İnsan her gün hayatta üzülüyor, eksiliyor ama yine de yüzüne yerleştirdiği sahte bir gülümsemeyle hümanistliğinden ödün vermeden hayatına devam ediyor.

İnsanoğlunun en karmaşık yönlerinden biri de dürüstlükle yüzleşmekte zorlanması. Oysaki dürüstlüğün en önemli erdemlerden biri olduğunu adı gibi bilir. Dürüst olmak güvenilirliği de beraberinde getirir. İhtiyaç duyduğu güvende olma hissini yakalamak adına karşı taraftan talep ettiği ilk olgu dürüstlüktür. Çünkü fizyolojik ihtiyaçlardan sonra gelen en önemli ihtiyaç güvendir. Bundan dolayıdır ki hepimiz hayata ilk adımlarımızı atmaya başladığımızdan itibaren dürüstlük kavramıyla tanışıp, onu kendi karakterimizde bir yerlere oturtmaya çalışırız. Sosyal ilişkilerimizin temelini oluşturan dürüstlüğe değer veririz, karşı taraftan da ilk onu talep ederiz ancak gerçek şu ki, bu değer zaman zaman yerini ikiyüzlülüğe bırakır.
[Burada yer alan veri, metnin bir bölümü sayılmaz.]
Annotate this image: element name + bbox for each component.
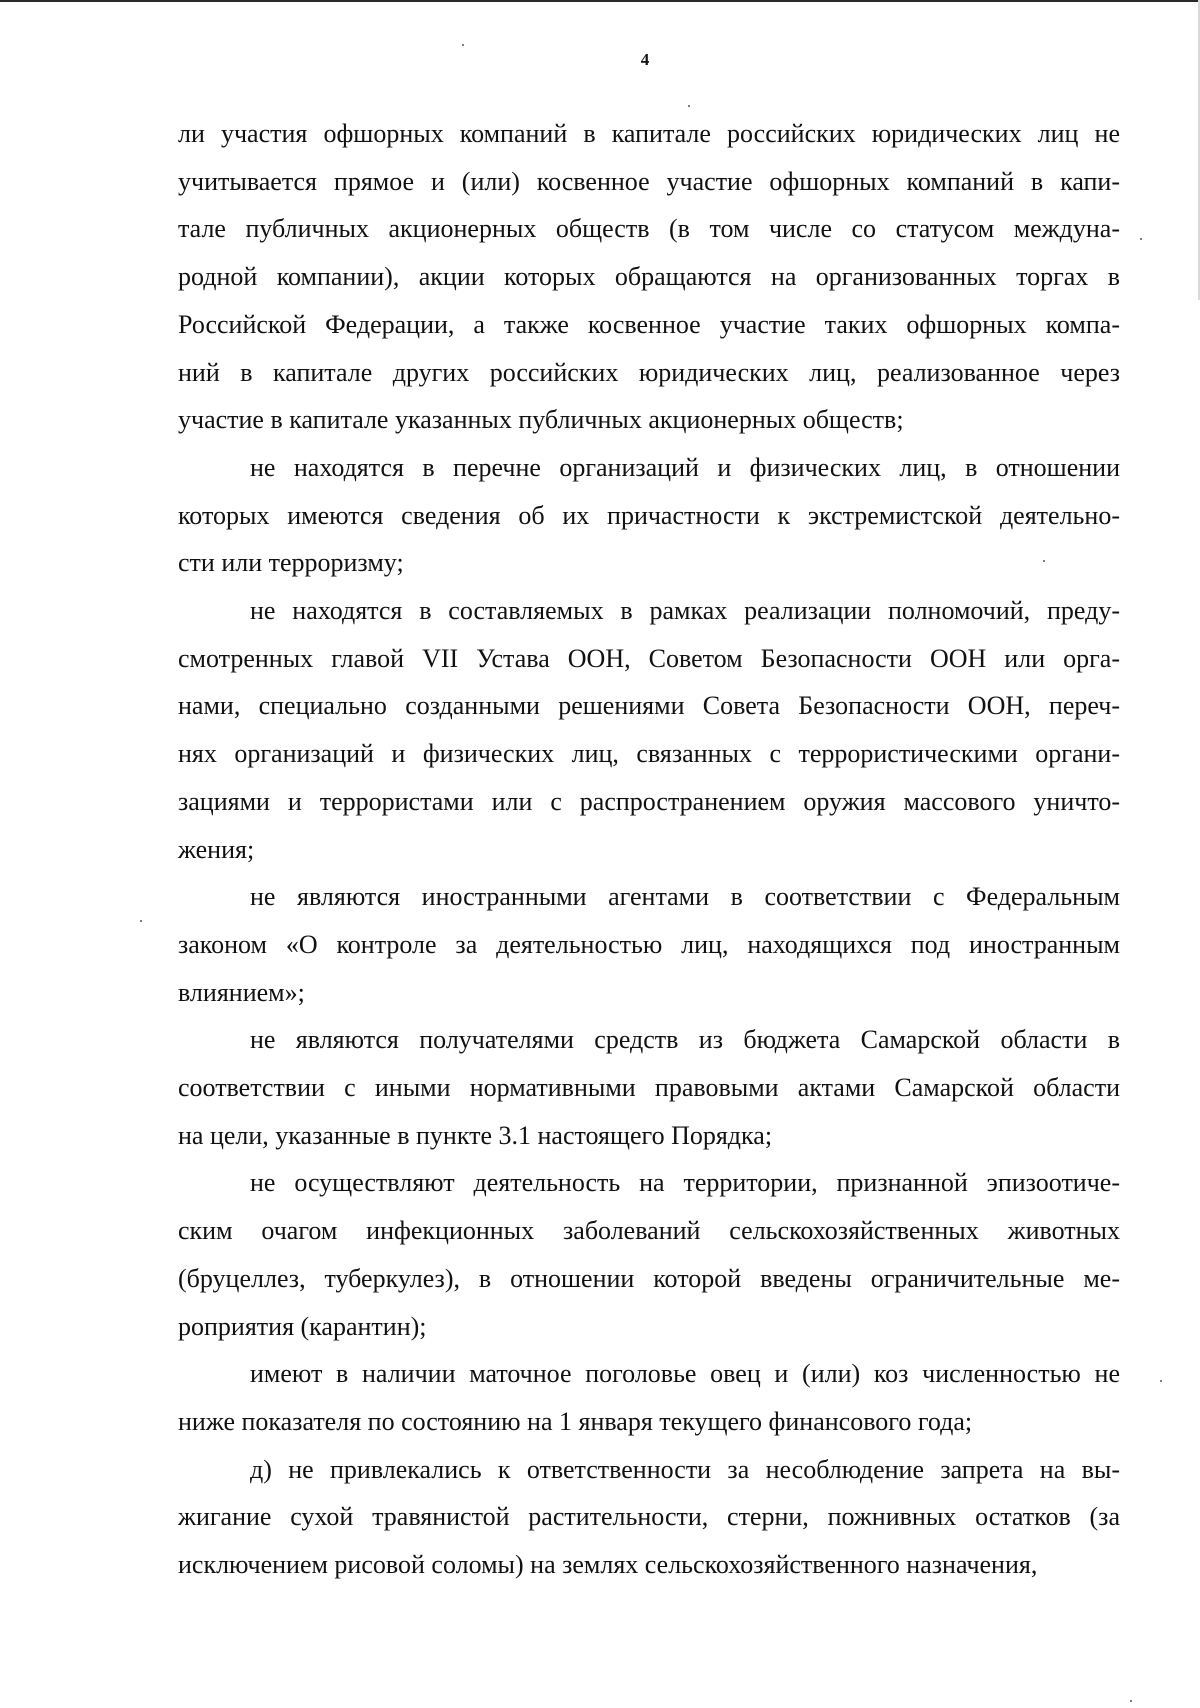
text-line: законом «О контроле за деятельностью лиц, находящихся под иностранным [178, 929, 1120, 959]
text-line: (бруцеллез, туберкулез), в отношении которой введены ограничительные ме- [178, 1263, 1120, 1293]
text-line: роприятия (карантин); [178, 1311, 427, 1341]
text-line: которых имеются сведения об их причастности к экстремистской деятельно- [178, 500, 1120, 530]
text-line: нях организаций и физических лиц, связанных с террористическими органи- [178, 739, 1120, 769]
scan-speck [688, 105, 690, 107]
text-line: ниже показателя по состоянию на 1 января текущего финансового года; [178, 1406, 973, 1436]
document-body [178, 110, 1120, 1589]
scan-speck [1043, 560, 1045, 562]
paragraph [178, 873, 1120, 1016]
text-line: учитывается прямое и (или) косвенное участие офшорных компаний в капи- [178, 166, 1120, 196]
text-line: нами, специально созданными решениями Совета Безопасности ООН, переч- [178, 691, 1120, 721]
text-line: участие в капитале указанных публичных акционерных обществ; [178, 405, 904, 435]
scan-speck [462, 44, 464, 46]
page-number: 4 [640, 50, 650, 69]
text-line: Российской Федерации, а также косвенное участие таких офшорных компа- [178, 309, 1120, 339]
text-line: зациями и террористами или с распространением оружия массового уничто- [178, 786, 1120, 816]
paragraph [178, 444, 1120, 587]
scan-edge-top [0, 0, 1200, 2]
scan-speck [1130, 1700, 1132, 1702]
text-line: не являются иностранными агентами в соответствии с Федеральным [250, 882, 1120, 912]
scan-speck [140, 920, 142, 922]
text-line: ли участия офшорных компаний в капитале российских юридических лиц не [178, 119, 1120, 148]
text-line: жигание сухой травянистой растительности, стерни, пожнивных остатков (за [178, 1502, 1120, 1532]
text-line: ским очагом инфекционных заболеваний сельскохозяйственных животных [178, 1216, 1120, 1246]
paragraph [178, 1159, 1120, 1350]
text-line: не осуществляют деятельность на территории, признанной эпизоотиче- [250, 1168, 1120, 1198]
text-line: ний в капитале других российских юридических лиц, реализованное через [178, 357, 1120, 387]
text-line: имеют в наличии маточное поголовье овец и (или) коз численностью не [250, 1359, 1120, 1389]
scan-speck [1140, 238, 1142, 240]
paragraph [178, 587, 1120, 873]
text-line: родной компании), акции которых обращаются на организованных торгах в [178, 262, 1120, 292]
paragraph [178, 110, 1120, 444]
text-line: влиянием»; [178, 977, 305, 1007]
text-line: не находятся в составляемых в рамках реализации полномочий, преду- [250, 596, 1120, 626]
paragraph [178, 1446, 1120, 1589]
paragraph [178, 1350, 1120, 1445]
text-line: тале публичных акционерных обществ (в том числе со статусом междуна- [178, 214, 1120, 244]
text-line: на цели, указанные в пункте 3.1 настоящего Порядка; [178, 1120, 773, 1150]
text-line: не являются получателями средств из бюджета Самарской области в [250, 1025, 1120, 1055]
scan-speck [1160, 1380, 1162, 1382]
paragraph [178, 1016, 1120, 1159]
text-line: не находятся в перечне организаций и физических лиц, в отношении [250, 452, 1120, 482]
text-line: смотренных главой VII Устава ООН, Советом Безопасности ООН или орга- [178, 643, 1120, 673]
text-line: д) не привлекались к ответственности за несоблюдение запрета на вы- [250, 1454, 1120, 1484]
text-line: соответствии с иными нормативными правовыми актами Самарской области [178, 1073, 1120, 1103]
text-line: жения; [178, 834, 255, 864]
text-line: исключением рисовой соломы) на землях сельскохозяйственного назначения, [178, 1550, 1038, 1580]
text-line: сти или терроризму; [178, 548, 404, 578]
İkiyüzlülük, başkalarını yanıltmayı ya da kendi çıkarlarımızı korumayı amaçlayan, içi boş bir nezaket maskesine dönüşür. Hayat bu yönde akmaya başladı. Bir düşünün; kaç kez biri yüzünüze gülüp arkanızdan konuştu?  Ya da kaç kez, uyum sağlamak adına, aslında katılmadığınız bir fikre onay verdiniz? Bu davranışlar, sizi siz olmaktan çıkarıp başka birine dönüştürüyor. Bir anlamda bu davranışlarla insanların beklentilerini karşılayıp olmadığınız insanla kendinize yer edinmiş oluyorsunuz. Böyle böyle kendine de yabancılaşıyor insan, sevimli olacağım diye çeşit çeşit numaralar, sahte profiller…

İkiyüzlülük, başkalarının onayını kazanmak, çatışmalardan kaçınmak ya da sosyal çevrede güçlü kalmak için başvurulan bir yöntem olmuş durumda. İş dünyasını anlayabiliyorum, orası kurtlar sofrası köprüyü geçene kadar herkes dayı da insanların özel hayatlarındaki bu ikiyüzlülüğü anlayamıyorum. Binbir türlü canlılarız, herkese mavi boncuk dağıtmak mümkün mü? Ya da biraz Mevlana usulü “ne olursan gel” lüksümüz var mı? Ben ciddi ciddi merak ediyorum.

Özellikle sosyal medyada, neredeyse teşvik edilen bir yöntem haline geldi. İnsanlar, kendi gerçeklerini saklayarak balondan hayatlar yaşayıp bir de bu balondan hayatları insanlara empoze etmeye başladı. Dürüst insanlar linç edilir hale geldi. Kim daha çok kabul görüyorsa o kişiliğe bürünmeler başladı. Bu durum, sadece bireylerarası güven sorunlarını artırmakla kalmıyor, aynı zamanda gerçeklik algısını da yerle bir ediyor. Her şeyin taklidi çıktığı gibi artık karakterler de taklit edilir hale geldi. Herkes birbirine ve kendine bu kadar yabancıyken güvenden nasıl bahsedilir ki? En kötüsü de karakterden karaktere bürünüp insanları ikiyüzlülükle suçlamak; bu bir kayboluşun hikayesi…

Bırakın başkalarına dürüst olmayı insan önce kendine dürüst olmalı, kendi potansiyelini bilmeli, gelişim bu kadar ucuz değil. Artılarını arttırıp eksikliklerini tamamlayabilir. İstediği insan profiline ulaşabilir ama bukalemun gibi karakterden karaktere bürünemez, yolu bu değil. Bu sadece onun için bir aldanış olmaz aynı zamanda bir kayboluş da olur.